ManşetTarım-Gıda

Nişasta bazlı şekerler yüzyılın en büyük felaketi

0

Şeker-İş Sendikası Genel Başkanı İsa Gök, son günlerde gıda sektörüne yönelik arka arkaya gündeme gelen olumsuz haberlerin bir taraftan tüketicilerin güvenini zedelerken, günlük hayatta sık kullanılan ürünlerde sağlığa zararlı maddelerin bulunmasının da bir o kadar insanlar üzerinde tedirginlik doğurduğunu bildirdi.

İsa Gök, gıda skandallarına her gün bir yenisinin eklendiği günümüzde özellikle piyasada satılan balların sahte olduğu yönündeki iddialar ile zeytinyağında hile şüphesi, salam, sosis ve sucuklarda virüse rastlandığına ilişkin haberlerin tüketicilerin sektöre olan güvenini kaybetmesine neden olduğunu söyledi. Gök, “Gelinen noktada insanların kafasında ‘Biz artık hangi ürüne, nasıl güveneceğiz?’ şeklinde de birtakım soru işaretleri bırakmıştır. Geçtiğimiz günlerde hammaddesi bir böcek olan ve kola, çikolata, bisküvi, sakız, dondurma, meyve suyu, yoğurt ve daha birçok ürünün renklendirilmesinde kullanıldığı iddia edilen karminin gündeme taşınması konunun önemini bir kez daha gözler önüne sererken, karmin içerikli ürünlerin Türkiye’de de birçok firma tarafından gıda üretiminde kullanıldığına dikkat çekilmesi sağlığımızın hangi boyutlarda tehdit edildiğini de açıkça ortaya koymuştur. Bütün bu gelişmeler yaşanırken, Türk Gıda Kodeksi’nin bu tür katkı maddelerine davetiye çıkartan yaklaşımı ise tartışmanın bir başka boyutuna işaret etmesi açısından büyük önem taşımaktadır. Söz konusu karmin maddesinin dışında merdiven altı imalat ve nişasta bazlı şekerlerin kotalarının her yıl Bakanlar Kurulu’nca arttırılması ile meydanı boş bulan NBŞ kartelleri reçelden bala, şekerlemelerden çikolata ve süt ürünlerine kadar birçok gıdanın üretiminde insan sağlığı gözetmeden mısır şurubunu kullanabilmektedir.”
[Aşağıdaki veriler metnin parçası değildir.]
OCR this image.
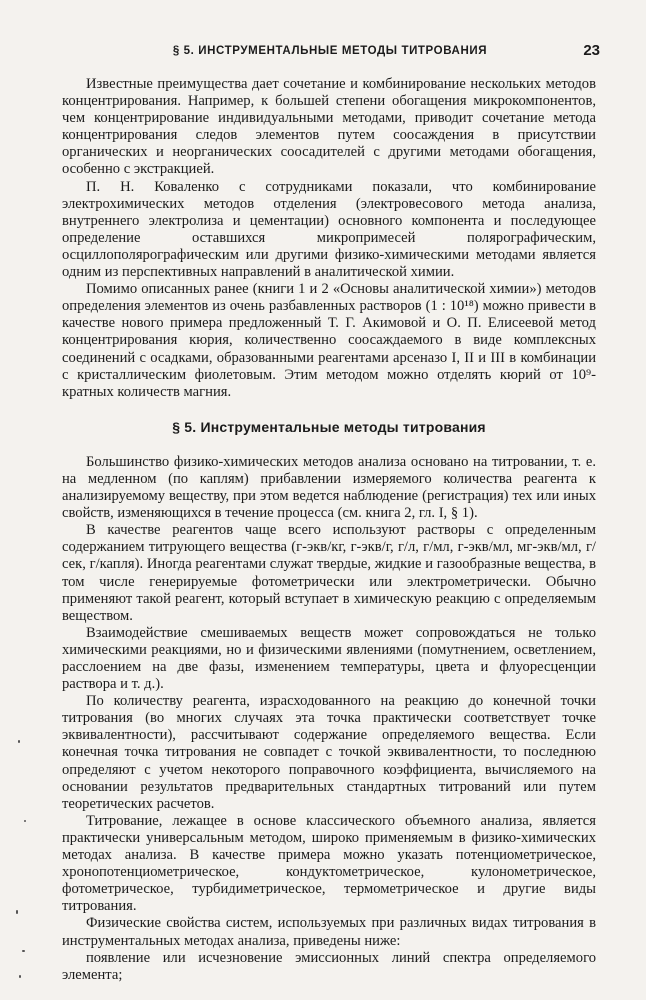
§ 5. ИНСТРУМЕНТАЛЬНЫЕ МЕТОДЫ ТИТРОВАНИЯ	23

Известные преимущества дает сочетание и комбинирование нескольких методов концентрирования. Например, к большей степени обогащения микрокомпонентов, чем концентрирование индивидуальными методами, приводит сочетание метода концентрирования следов элементов путем соосаждения в присутствии органических и неорганических соосадителей с другими методами обогащения, особенно с экстракцией.

П. Н. Коваленко с сотрудниками показали, что комбинирование электрохимических методов отделения (электровесового метода анализа, внутреннего электролиза и цементации) основного компонента и последующее определение оставшихся микропримесей полярографическим, осциллополярографическим или другими физико-химическими методами является одним из перспективных направлений в аналитической химии.

Помимо описанных ранее (книги 1 и 2 «Основы аналитической химии») методов определения элементов из очень разбавленных растворов (1 : 10¹⁸) можно привести в качестве нового примера предложенный Т. Г. Акимовой и О. П. Елисеевой метод концентрирования кюрия, количественно соосаждаемого в виде комплексных соединений с осадками, образованными реагентами арсеназо I, II и III в комбинации с кристаллическим фиолетовым. Этим методом можно отделять кюрий от 10⁹-кратных количеств магния.

§ 5. Инструментальные методы титрования

Большинство физико-химических методов анализа основано на титровании, т. е. на медленном (по каплям) прибавлении измеряемого количества реагента к анализируемому веществу, при этом ведется наблюдение (регистрация) тех или иных свойств, изменяющихся в течение процесса (см. книга 2, гл. I, § 1).

В качестве реагентов чаще всего используют растворы с определенным содержанием титрующего вещества (г-экв/кг, г-экв/г, г/л, г/мл, г-экв/мл, мг-экв/мл, г/сек, г/капля). Иногда реагентами служат твердые, жидкие и газообразные вещества, в том числе генерируемые фотометрически или электрометрически. Обычно применяют такой реагент, который вступает в химическую реакцию с определяемым веществом.

Взаимодействие смешиваемых веществ может сопровождаться не только химическими реакциями, но и физическими явлениями (помутнением, осветлением, расслоением на две фазы, изменением температуры, цвета и флуоресценции раствора и т. д.).

По количеству реагента, израсходованного на реакцию до конечной точки титрования (во многих случаях эта точка практически соответствует точке эквивалентности), рассчитывают содержание определяемого вещества. Если конечная точка титрования не совпадет с точкой эквивалентности, то последнюю определяют с учетом некоторого поправочного коэффициента, вычисляемого на основании результатов предварительных стандартных титрований или путем теоретических расчетов.

Титрование, лежащее в основе классического объемного анализа, является практически универсальным методом, широко применяемым в физико-химических методах анализа. В качестве примера можно указать потенциометрическое, хронопотенциометрическое, кондуктометрическое, кулонометрическое, фотометрическое, турбидиметрическое, термометрическое и другие виды титрования.

Физические свойства систем, используемых при различных видах титрования в инструментальных методах анализа, приведены ниже:

появление или исчезновение эмиссионных линий спектра определяемого элемента;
“NBŞ ŞEKERDEN YÜZLERCE KAT DAHA TATLI”

“Şekerden yüzlerce kat daha tatlı olan ve sağlığımızı olumsuz etkileyen yapay tatlandırıcıların ithalatındaki artışın temel nedeni şekere göre çok ucuz olmasıdır ” diyen Gök, Amerika’da bir dönem yasaklanan, kansere neden olduğu iddia edilen, diyetisyen ve doktorlar tarafından kullanılmaması tavsiye edilen yapay tatlandırıcıların Türkiye’de özellikle büyükşehirlerde tezgahlarda çok ucuz fiyatlara açıktan satıldığını bildirdi. Gök şunları söyledi:

“Bu ürünlerin ithalatını her yıl daha da artırmaktadır. Mesela, kimyasal tatlandırıcılardan aspartam ve sakarin, market raflarındaki diyet kola, düşük kalorili yoğurt ve şekersiz sakızın yanı sıra açıktan satılan baklava, reçel, helva ve süt tatlıları gibi birçok üründe rahatlıkla şeker yerine geçerken, insanlarımız aldığı birçok ürünün içinde kimyasal tatlandırıcı kullanıldığını bilmemekte, ucuz olduğu gerekçesiyle bu ürünleri tercih etmektedir. Oysaki işin sağlık boyutu dikkate alındığında on kat daha ucuza alınan ürünün sağlığımız üzerindeki olumsuz etkisi sebebiyle cebimizden kat kat daha fazlası çıkarak, bedelini vücudumuz ödeyecektir. Yani ucuz etin yahnisi bize çok pahalıya patlayacaktır.”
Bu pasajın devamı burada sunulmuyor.